Dentro do conceito de sociedade da mercadoria, as próprias cidades transformaram-se em produtos e, como tais, são vendidas no mercado internacional do turismo como centros de lazer, de sexo, de negócios, de esporte etc, obrigando os seus moradores a uma rápida adaptação à nova finalidade comercial da cidade. O ato de morar, de ocupar um imóvel, passa a estampar uma situação na qual o valor de uso (as condições reais da moradia) submete-se ao valor de troca (o preço de mercado da moradia). Mora-se, ou tem-se um ou mais imóveis em um bairro, de acordo com o valor adquirido no mercado imobiliário.

Impulsionadas por esse mercado, áreas que antes se colocavam como reserva da especulação (e por isso não recebiam, por décadas, investimentos públicos) passaram a viver recentemente mudanças radicais, para atender aos traçados feitos nas pranchetas dos investidores em eventos como Copa de Mundo, Olimpíadas etc. Para isso, populações são deslocadas e instaura-se um momento de grande especulação imobiliária com alta nos preços de compra, aluguéis, serviços etc, que atinge não só os bairros alvos mas a cidade como um todo. Esses espaços passam a ter um aspecto diferenciado do que tinham até então, transformando-se em vitrines do consumo turístico, das quais se afasta tudo aquilo que destoa do que foi imaginado pelos arquitetos de plantão — incluindo-se aí as massas pobres, que devem ser escondidas em outras áreas da cidade.

Projetos como “Porto Maravilha” e “Cidade Olímpica”, no Rio, e outros semelhantes em outras cidades, são implementados a toque de caixa, alterando-se traçados e a forma de viver de importantes segmentos da população. Santuários ecológicos, como o Cocó, em Fortaleza, dão lugar a vias expressas e viadutos para atender à ganância dos investidores, que vorazmente vão ocupando todos os espaços, em nome de um pretenso progresso.

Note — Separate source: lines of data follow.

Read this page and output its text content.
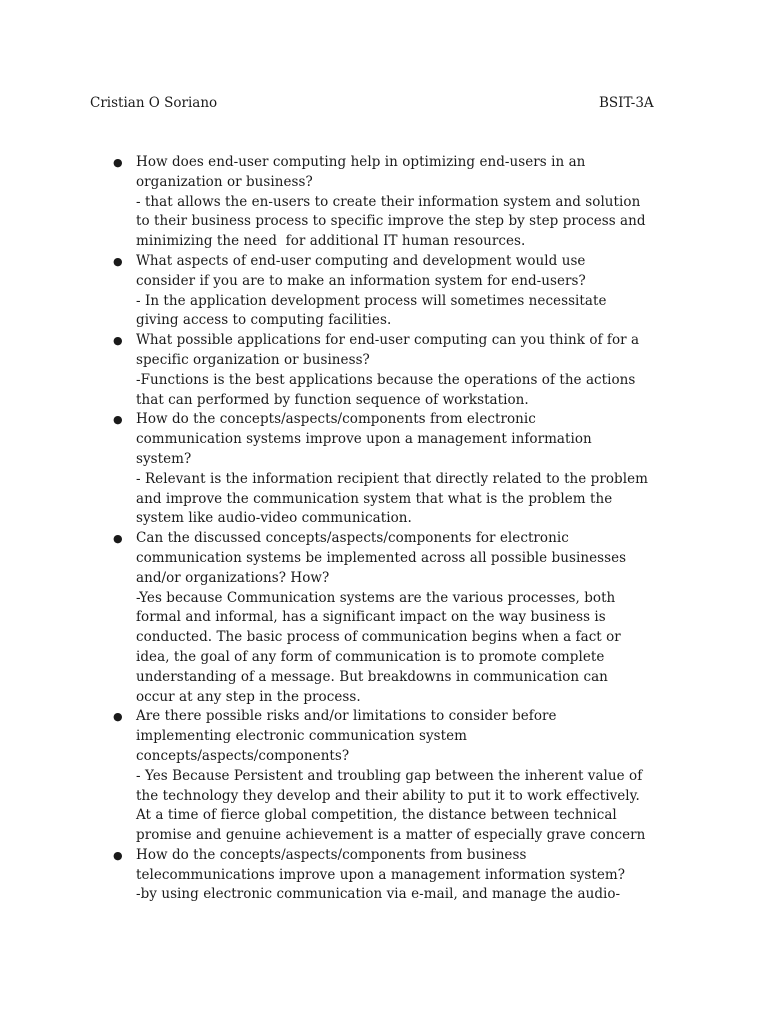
Cristian O Soriano	BSIT-3A
● How does end-user computing help in optimizing end-users in an
organization or business?
- that allows the en-users to create their information system and solution
to their business process to specific improve the step by step process and
minimizing the need  for additional IT human resources.
● What aspects of end-user computing and development would use
consider if you are to make an information system for end-users?
- In the application development process will sometimes necessitate
giving access to computing facilities.
● What possible applications for end-user computing can you think of for a
specific organization or business?
-Functions is the best applications because the operations of the actions
that can performed by function sequence of workstation.
● How do the concepts/aspects/components from electronic
communication systems improve upon a management information
system?
- Relevant is the information recipient that directly related to the problem
and improve the communication system that what is the problem the
system like audio-video communication.
● Can the discussed concepts/aspects/components for electronic
communication systems be implemented across all possible businesses
and/or organizations? How?
-Yes because Communication systems are the various processes, both
formal and informal, has a significant impact on the way business is
conducted. The basic process of communication begins when a fact or
idea, the goal of any form of communication is to promote complete
understanding of a message. But breakdowns in communication can
occur at any step in the process.
● Are there possible risks and/or limitations to consider before
implementing electronic communication system
concepts/aspects/components?
- Yes Because Persistent and troubling gap between the inherent value of
the technology they develop and their ability to put it to work effectively.
At a time of fierce global competition, the distance between technical
promise and genuine achievement is a matter of especially grave concern
● How do the concepts/aspects/components from business
telecommunications improve upon a management information system?
-by using electronic communication via e-mail, and manage the audio-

Na década de 50/60, na Europa, a atividade política dos situacionistas, dentre outros, conseguiu impedir a destruição de inúmeros logradouros em cidades importantes como Paris, Amsterdã etc. Suas atitudes, que atingiram o auge nas grandes insurreições de 68 em toda a Europa, foram decisivas na conscientização de parcelas importantes da população de diversos países, as quais exigiram melhores condições de vida nas cidades que habitavam.

Penso que movimentos atuais no Brasil como o Catraca Livre, Ocupar Cocó, Ocupa Câmara e outros, que têm levado milhões de pessoas às ruas, são filhos diretos das manifestações e movimentos de debate e contestação daquela época, em que os situacionistas se destacavam.

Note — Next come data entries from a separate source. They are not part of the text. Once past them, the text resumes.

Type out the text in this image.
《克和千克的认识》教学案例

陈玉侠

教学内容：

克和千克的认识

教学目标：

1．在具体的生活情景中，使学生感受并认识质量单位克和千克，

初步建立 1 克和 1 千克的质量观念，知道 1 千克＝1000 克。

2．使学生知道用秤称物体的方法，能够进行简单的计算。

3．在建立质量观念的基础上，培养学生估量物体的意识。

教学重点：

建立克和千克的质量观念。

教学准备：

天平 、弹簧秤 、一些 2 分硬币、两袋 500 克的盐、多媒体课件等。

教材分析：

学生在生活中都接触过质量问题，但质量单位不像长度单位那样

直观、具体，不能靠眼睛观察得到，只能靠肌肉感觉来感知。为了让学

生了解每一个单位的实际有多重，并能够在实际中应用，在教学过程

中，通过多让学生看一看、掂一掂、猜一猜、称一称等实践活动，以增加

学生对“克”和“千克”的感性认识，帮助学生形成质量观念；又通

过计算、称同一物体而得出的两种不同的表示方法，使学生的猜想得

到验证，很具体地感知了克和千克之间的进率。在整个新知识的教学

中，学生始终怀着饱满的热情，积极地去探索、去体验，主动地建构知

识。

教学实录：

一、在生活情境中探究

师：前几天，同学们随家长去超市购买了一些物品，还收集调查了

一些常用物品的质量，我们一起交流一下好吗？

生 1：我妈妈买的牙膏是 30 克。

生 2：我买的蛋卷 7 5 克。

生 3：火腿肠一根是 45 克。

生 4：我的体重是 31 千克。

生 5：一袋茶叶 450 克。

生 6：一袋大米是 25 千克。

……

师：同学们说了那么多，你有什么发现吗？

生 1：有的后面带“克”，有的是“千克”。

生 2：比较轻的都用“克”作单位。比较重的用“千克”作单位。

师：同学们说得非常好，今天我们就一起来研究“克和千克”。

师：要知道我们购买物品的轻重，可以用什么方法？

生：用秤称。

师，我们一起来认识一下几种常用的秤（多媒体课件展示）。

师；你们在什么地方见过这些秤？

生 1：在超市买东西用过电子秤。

Suas ideias são atuais e têm influenciado muitos ativistas desses movimentos, haja vista a intensa republicação de seus artigos e apontamentos, notadamente os que saíram na IS.

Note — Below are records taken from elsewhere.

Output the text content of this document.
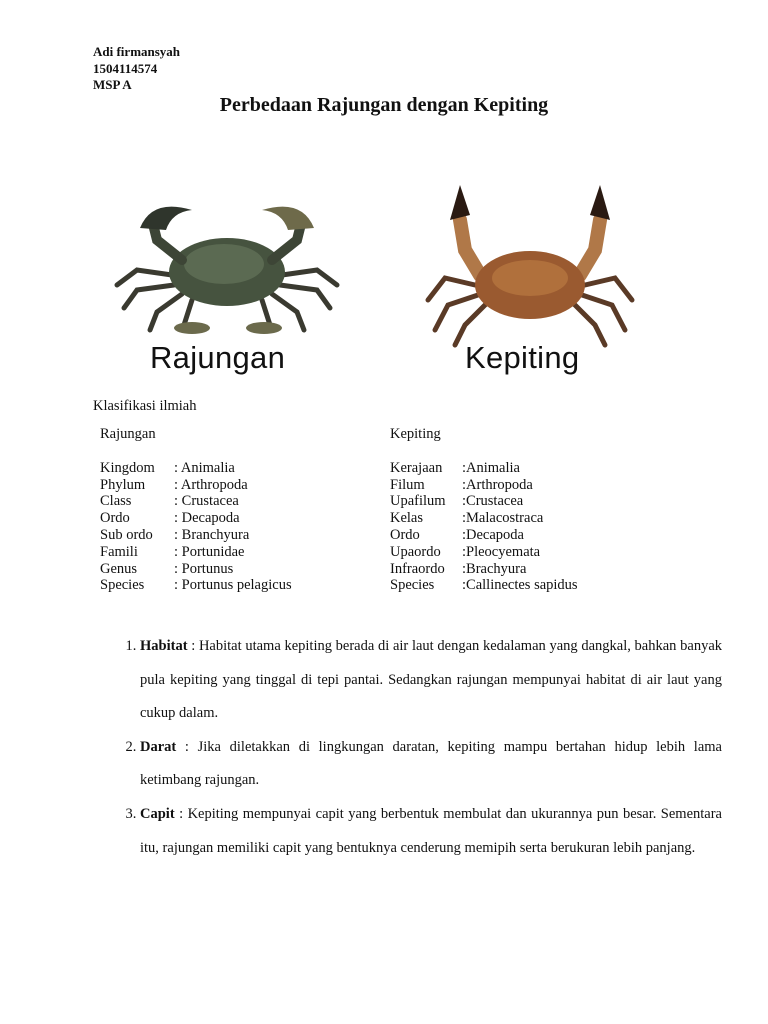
Adi firmansyah
1504114574
MSP A
Perbedaan Rajungan dengan Kepiting
Rajungan	Kepiting
Klasifikasi ilmiah
Rajungan
Kingdom	: Animalia
Phylum	: Arthropoda
Class	: Crustacea
Ordo	: Decapoda
Sub ordo	: Branchyura
Famili	: Portunidae
Genus	: Portunus
Species	: Portunus pelagicus
Kepiting
Kerajaan	:Animalia
Filum	:Arthropoda
Upafilum	:Crustacea
Kelas	:Malacostraca
Ordo	:Decapoda
Upaordo	:Pleocyemata
Infraordo	:Brachyura
Species	:Callinectes sapidus
1. Habitat : Habitat utama kepiting berada di air laut dengan kedalaman yang dangkal, bahkan banyak pula kepiting yang tinggal di tepi pantai. Sedangkan rajungan mempunyai habitat di air laut yang cukup dalam.
2. Darat : Jika diletakkan di lingkungan daratan, kepiting mampu bertahan hidup lebih lama ketimbang rajungan.
3. Capit : Kepiting mempunyai capit yang berbentuk membulat dan ukurannya pun besar. Sementara itu, rajungan memiliki capit yang bentuknya cenderung memipih serta berukuran lebih panjang.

A prática da deriva nessas grandes metrópoles pode tornar-se um valioso instrumento de compreensão da vida real, a vida-vivida, que nelas ocorre, ultrapassando-se o irreal que nos é vendido através de peças publicitárias das agências que servem às grandes corporações imobiliárias.

Derivar pelo Bexiga, em São Paulo, pela Rua do Jogo da Bola, na zona portuária do Rio, ou mesmo pelo centro de Recife, Fortaleza, Belo Horizonte e outras cidades certamente será um grande prazer, pois são áreas que estão alterando sua forma centenária de viver e logo entrarão na lógica da sociedade da mercadoria. Os apontamentos e a contextualização da realidade desses logradouros tornam-se imperiosos para o nascimento de uma nova realidade, que virá após o capitalismo. Para isso, basta nos apropriarmos das novas tecnologias da Internet, You Tube etc e registramos nossas experiências .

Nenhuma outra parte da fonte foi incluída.